Pancreatite: causas, sintomas, diagnóstico e tratamento

Por Rquel luiza,


Estou com Pancreatite Aguda e agora?? - Gastroenterologista e Endoscopista  em Brasília | Dr. Wandré Ponce de Leon

A pancreatite é uma inflamação grave do pâncreas que ocorre quando as enzimas digestivas produzidas pelo próprio órgão passam a agir dentro dele, provocando destruição progressiva do tecido pancreático. Essa condição leva ao surgimento de sintomas como dor abdominal intensa, náuseas, vômitos, febre e queda da pressão arterial.

Na maioria dos casos, a pancreatite está relacionada à obstrução do ducto biliar por cálculos (litíase biliar) ou ao alcoolismo. Outras causas possíveis incluem microlitíase, uso de medicamentos e infecções virais.


Tipos de Pancreatite

  • Pancreatite aguda: caracteriza-se por dor abdominal súbita e intensa. Na maioria dos casos é leve, mas em alguns pode evoluir com falência de órgãos e risco de morte. O tratamento precoce é fundamental para reduzir complicações e evitar recorrência.
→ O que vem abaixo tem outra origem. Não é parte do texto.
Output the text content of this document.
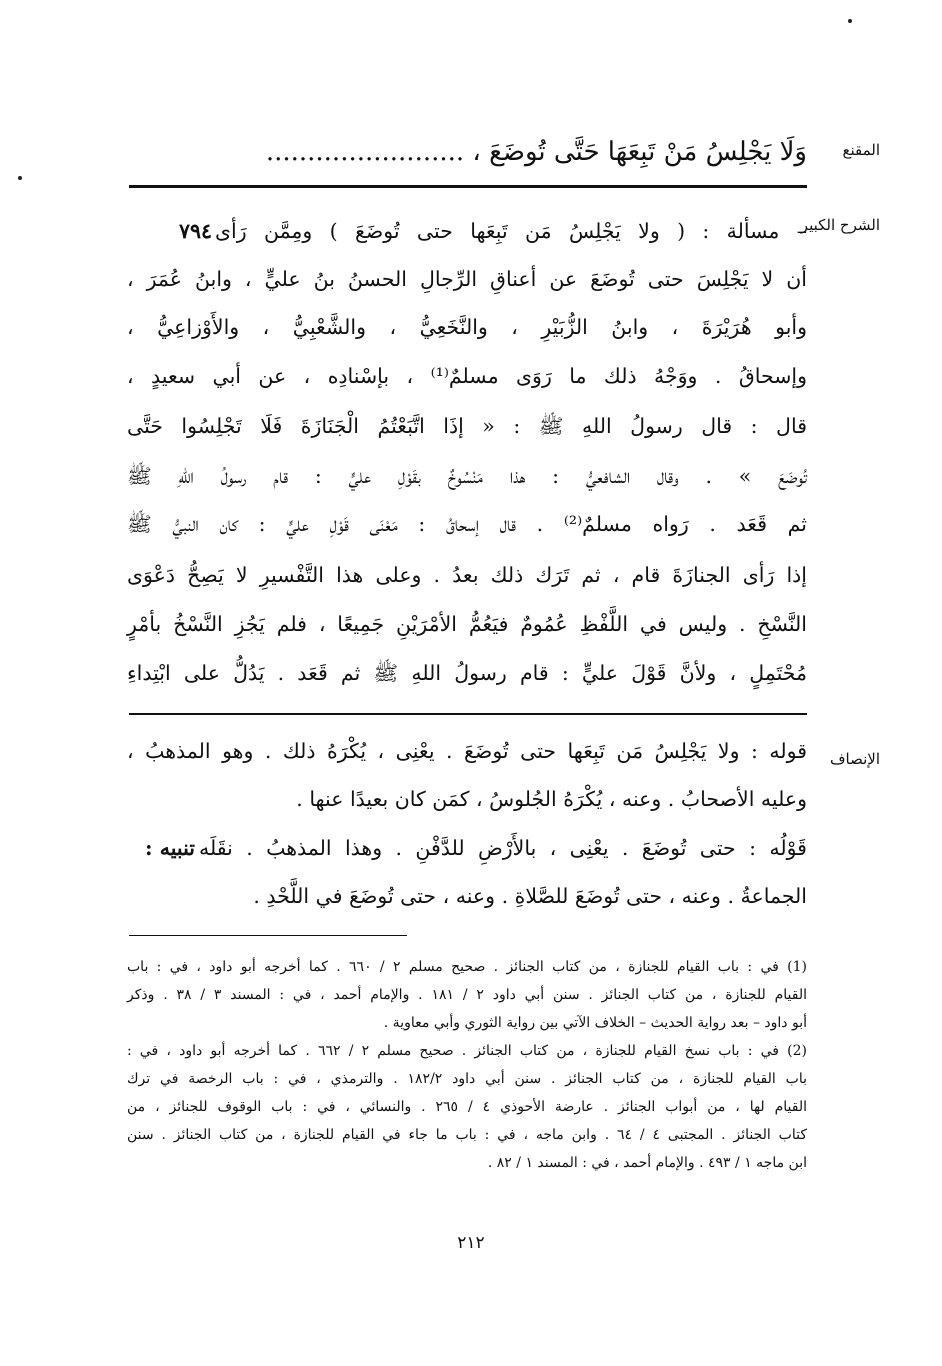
المقنع
وَلَا يَجْلِسُ مَنْ تَبِعَهَا حَتَّى تُوضَعَ ، ........................
الشرح الكبير
– مسألة : ( ولا يَجْلِسُ مَن تَبِعَها حتى تُوضَعَ ) ومِمَّن رَأى
٧٩٤
أن لا يَجْلِسَ حتى تُوضَعَ عن أعناقِ الرِّجالِ الحسنُ بنُ عليٍّ ، وابنُ عُمَرَ ،
وأبو هُرَيْرَةَ ، وابنُ الزُّبَيْرِ ، والنَّخَعِيُّ ، والشَّعْبِيُّ ، والأَوْزاعِيُّ ،
وإسحاقُ . ووَجْهُ ذلك ما رَوَى مسلمٌ⁽¹⁾ ، بإسْنادِه ، عن أبي سعيدٍ ،
قال : قال رسولُ اللهِ ﷺ : « إذَا اتَّبَعْتُمُ الْجَنَازَةَ فَلَا تَجْلِسُوا حَتَّى
تُوضَعَ » . وقال الشافعيُّ : هذا مَنْسُوخٌ بقَوْلِ عليٍّ : قام رسولُ اللهِ ﷺ
ثم قَعَد . رَواه مسلمٌ⁽²⁾ . قال إسحاقُ : مَعْنَى قَوْلِ عليٍّ : كان النبيُّ ﷺ
إذا رَأى الجنازَةَ قام ، ثم تَرَك ذلك بعدُ . وعلى هذا التَّفْسيرِ لا يَصِحُّ دَعْوَى
النَّسْخِ . وليس في اللَّفْظِ عُمُومٌ فيَعُمُّ الأمْرَيْنِ جَمِيعًا ، فلم يَجُزِ النَّسْخُ بأمْرٍ
مُحْتَمِلٍ ، ولأنَّ قَوْلَ عليٍّ : قام رسولُ اللهِ ﷺ ثم قَعَد . يَدُلُّ على ابْتِداءِ
الإنصاف
قوله : ولا يَجْلِسُ مَن تَبِعَها حتى تُوضَعَ . يعْنِى ، يُكْرَهُ ذلك . وهو المذهبُ ،
وعليه الأصحابُ . وعنه ، يُكْرَهُ الجُلوسُ ، كمَن كان بعيدًا عنها .
قَوْلُه : حتى تُوضَعَ . يعْنِى ، بالأَرْضِ للدَّفْنِ . وهذا المذهبُ . نقَلَه
تنبيه :
الجماعةُ . وعنه ، حتى تُوضَعَ للصَّلاةِ . وعنه ، حتى تُوضَعَ في اللَّحْدِ .
(1) في : باب القيام للجنازة ، من كتاب الجنائز . صحيح مسلم ٢ / ٦٦٠ . كما أخرجه أبو داود ، في : باب
القيام للجنازة ، من كتاب الجنائز . سنن أبي داود ٢ / ١٨١ . والإمام أحمد ، في : المسند ٣ / ٣٨ . وذكر
أبو داود – بعد رواية الحديث – الخلاف الآتي بين رواية الثوري وأبي معاوية .
(2) في : باب نسخ القيام للجنازة ، من كتاب الجنائز . صحيح مسلم ٢ / ٦٦٢ . كما أخرجه أبو داود ، في :
باب القيام للجنازة ، من كتاب الجنائز . سنن أبي داود ١٨٢/٢ . والترمذي ، في : باب الرخصة في ترك
القيام لها ، من أبواب الجنائز . عارضة الأحوذي ٤ / ٢٦٥ . والنسائي ، في : باب الوقوف للجنائز ، من
كتاب الجنائز . المجتبى ٤ / ٦٤ . وابن ماجه ، في : باب ما جاء في القيام للجنازة ، من كتاب الجنائز . سنن
ابن ماجه ١ / ٤٩٣ . والإمام أحمد ، في : المسند ١ / ٨٢ .
٢١٢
  • Pancreatite crônica: resulta da inflamação persistente e progressiva do pâncreas, levando à destruição estrutural do órgão e à insuficiência pancreática. Exige acompanhamento contínuo para controle da dor, prevenção de complicações e melhora da qualidade de vida.


Sintomas da Pancreatite

Os sintomas aparecem quando as enzimas digestivas são ativadas dentro do próprio pâncreas, causando autodestruição. Os principais sinais incluem:

  • Dor abdominal superior, que pode irradiar para as costas e piora após as refeições.

  • Náuseas e vômitos.

  • Inchaço e sensibilidade abdominal.

  • Febre e taquicardia.

  • Fezes claras, oleosas ou amareladas (esteatorreia).

  • Perda de peso não intencional e desnutrição.
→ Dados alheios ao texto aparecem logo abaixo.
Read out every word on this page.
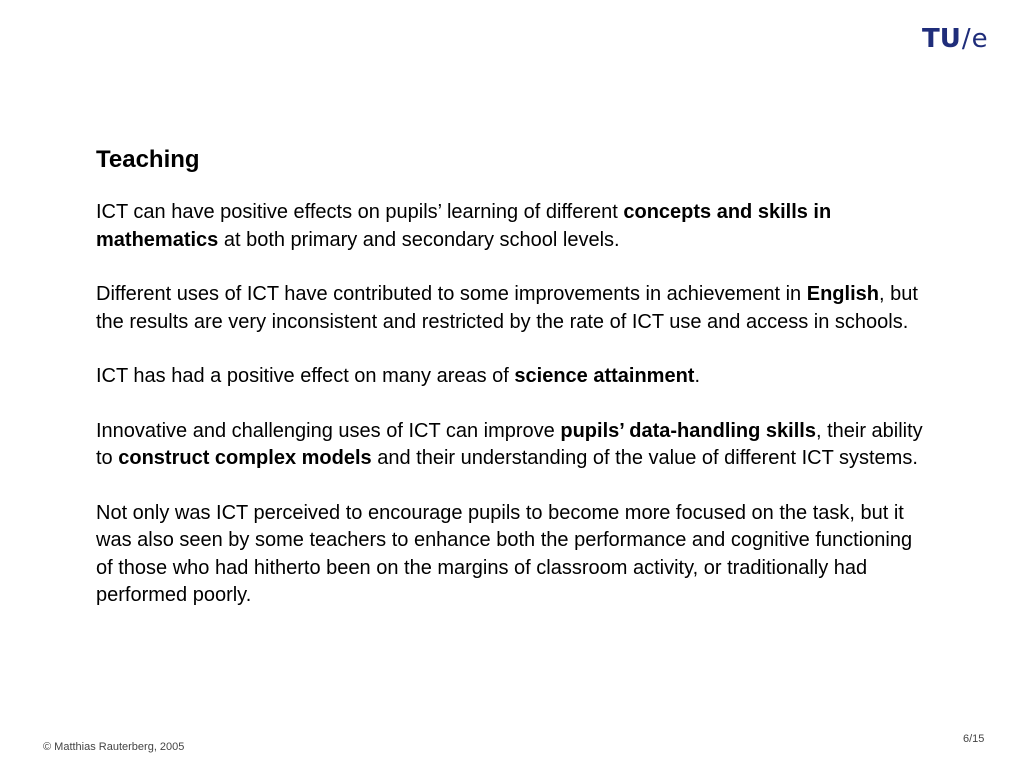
TU/e
Teaching
ICT can have positive effects on pupils’ learning of different concepts and skills in mathematics at both primary and secondary school levels.
Different uses of ICT have contributed to some improvements in achievement in English, but the results are very inconsistent and restricted by the rate of ICT use and access in schools.
ICT has had a positive effect on many areas of science attainment.
Innovative and challenging uses of ICT can improve pupils’ data-handling skills, their ability to construct complex models and their understanding of the value of different ICT systems.
Not only was ICT perceived to encourage pupils to become more focused on the task, but it was also seen by some teachers to enhance both the performance and cognitive functioning of those who had hitherto been on the margins of classroom activity, or traditionally had performed poorly.
© Matthias Rauterberg, 2005
6/15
Nos casos graves, pode haver insuficiência renal, insuficiência cardíaca ou choque.


Diagnóstico

O diagnóstico da pancreatite envolve:

  • História clínica e exame físico.

  • Exames laboratoriais, com destaque para as enzimas pancreáticas:

    • Amilase: aumenta entre 2 e 12 horas e normaliza em 3 a 5 dias nos casos de boa evolução.

    • Lipase: mais específica, permanece elevada por mais tempo.

  • Exames de imagem: ultrassonografia abdominal, tomografia computadorizada (TC), ressonância magnética (RM) e CPRE.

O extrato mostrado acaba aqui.